Fowler and Carson Strassman worked to make a clean break, with Dave Strassman standing over them and cheering, “what do we got? What do we got boys? Look at that! It’s a forest floor! Look at that. Holy schmagoli.”
It is legal to collect roughly 10 pounds of plant or invertebrate fossils in National Forests. This story does not include any of the names of locations because scientists and enthusiasts want to make sure that some of these fossils stay where they are.
Researchers a few years ago cut out a giant palm leaf that is part of a new Smithsonian exhibition. The island they visited on the second day is where scientists found a fully intact fossil of a marine reptile called a thallatosaur. It is also where they stood around the campfire, a little humbled after not finding the 250 million-year-old Triassic fossils that Troll knew were somewhere nearby. He seemed to have almost as much fun imagining the world that created them.
“These rocks were actually part of an island chain and maybe even a subcontinent that was way over by Australia or Hawaii and beyond at least,” Troll said. “They were on a conveyor belt across the ancient Pacific Ocean that has come up against North America and gone under North America and there are shards that split off and oozed to the side, and that’s what this stuff is right here.”
He said, each of the shards they visited showed up at different points in Earth’s history.
“You know it just drives home this idea of a dynamic, changing planet with a deep, deep history that will just blow your mind, and you begin to look at this landscape and it almost melts before your eyes,” Troll said.
Of course, this history is still unfolding.

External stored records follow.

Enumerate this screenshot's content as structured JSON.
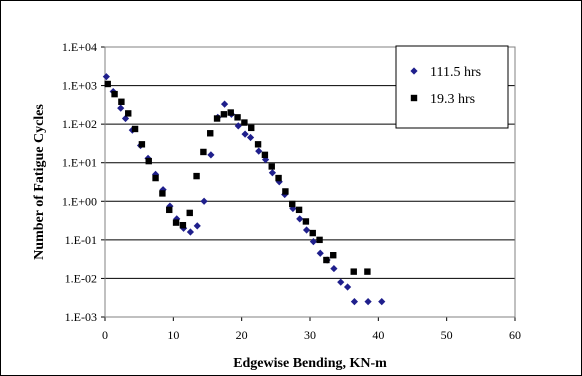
{
  "chart_data": {
    "type": "scatter",
    "xlabel": "Edgewise Bending, KN-m",
    "ylabel": "Number of Fatigue Cycles",
    "xlim": [
      0,
      60
    ],
    "ylim": [
      0.001,
      10000
    ],
    "yscale": "log",
    "x_ticks": [
      0,
      10,
      20,
      30,
      40,
      50,
      60
    ],
    "x_tick_labels": [
      "0",
      "10",
      "20",
      "30",
      "40",
      "50",
      "60"
    ],
    "y_ticks": [
      0.001,
      0.01,
      0.1,
      1,
      10,
      100,
      1000,
      10000
    ],
    "y_tick_labels": [
      "1.E-03",
      "1.E-02",
      "1.E-01",
      "1.E+00",
      "1.E+01",
      "1.E+02",
      "1.E+03",
      "1.E+04"
    ],
    "grid": "horizontal",
    "legend_position": "top-right",
    "series": [
      {
        "name": "111.5 hrs",
        "marker": "diamond",
        "color": "#1f1f8c",
        "points": [
          [
            0.2,
            1700
          ],
          [
            1.2,
            700
          ],
          [
            2.3,
            260
          ],
          [
            3.0,
            140
          ],
          [
            4.0,
            70
          ],
          [
            5.2,
            28
          ],
          [
            6.3,
            13
          ],
          [
            7.4,
            5
          ],
          [
            8.5,
            2
          ],
          [
            9.5,
            0.75
          ],
          [
            10.5,
            0.35
          ],
          [
            11.5,
            0.2
          ],
          [
            12.5,
            0.16
          ],
          [
            13.5,
            0.23
          ],
          [
            14.5,
            1.0
          ],
          [
            15.5,
            16
          ],
          [
            16.5,
            150
          ],
          [
            17.5,
            330
          ],
          [
            18.5,
            180
          ],
          [
            19.5,
            90
          ],
          [
            20.5,
            55
          ],
          [
            21.3,
            45
          ],
          [
            22.5,
            20
          ],
          [
            23.5,
            12
          ],
          [
            24.5,
            5.5
          ],
          [
            25.5,
            3.2
          ],
          [
            26.3,
            1.5
          ],
          [
            27.5,
            0.65
          ],
          [
            28.5,
            0.35
          ],
          [
            29.5,
            0.18
          ],
          [
            30.5,
            0.09
          ],
          [
            31.5,
            0.045
          ],
          [
            32.5,
            0.03
          ],
          [
            33.5,
            0.018
          ],
          [
            34.5,
            0.008
          ],
          [
            35.5,
            0.006
          ],
          [
            36.5,
            0.0025
          ],
          [
            38.5,
            0.0025
          ],
          [
            40.5,
            0.0025
          ]
        ]
      },
      {
        "name": "19.3 hrs",
        "marker": "square",
        "color": "#000000",
        "points": [
          [
            0.4,
            1100
          ],
          [
            1.4,
            600
          ],
          [
            2.4,
            380
          ],
          [
            3.4,
            190
          ],
          [
            4.4,
            75
          ],
          [
            5.4,
            30
          ],
          [
            6.4,
            11
          ],
          [
            7.4,
            4
          ],
          [
            8.4,
            1.6
          ],
          [
            9.4,
            0.6
          ],
          [
            10.4,
            0.28
          ],
          [
            11.4,
            0.24
          ],
          [
            12.4,
            0.5
          ],
          [
            13.4,
            4.5
          ],
          [
            14.4,
            19
          ],
          [
            15.4,
            58
          ],
          [
            16.4,
            140
          ],
          [
            17.4,
            180
          ],
          [
            18.4,
            200
          ],
          [
            19.4,
            150
          ],
          [
            20.4,
            110
          ],
          [
            21.4,
            80
          ],
          [
            22.4,
            30
          ],
          [
            23.4,
            16
          ],
          [
            24.4,
            8
          ],
          [
            25.4,
            4
          ],
          [
            26.4,
            1.8
          ],
          [
            27.4,
            0.85
          ],
          [
            28.4,
            0.6
          ],
          [
            29.4,
            0.3
          ],
          [
            30.4,
            0.15
          ],
          [
            31.4,
            0.1
          ],
          [
            32.4,
            0.03
          ],
          [
            33.4,
            0.04
          ],
          [
            36.4,
            0.015
          ],
          [
            38.4,
            0.015
          ]
        ]
      }
    ]
  }
}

Troll and his friend Fowler disagree on some of the politics around climate change, although both agree that it is happening.
“We have begun to understand that big things can happen on this planet and we are all sensing that the world is changing,” Troll said. “And Tom’s looking at me with – he’s raising his eyebrows…”
“I totally believe in change,” Fowler said.
“…we know that the world is changing rapidly right now. The weather systems are changing. We’re trying to understand it,” Troll said. “And the only way to know, really, is to collect all the data that you can, and there’s a lot of the data that we’re standing on right here, right now.”
The next day, they took the fossil-fueled boat to a different island, and found the remnants of animals that existed on the other side of the Permian – Triassic extinction, which scientists consider to be the largest in Earth’s history.
Ray Troll is part-author of a book about the geologic history of the West Coast from Baja California to Alaska called Cruising the Fossil Coastline, which comes out in September.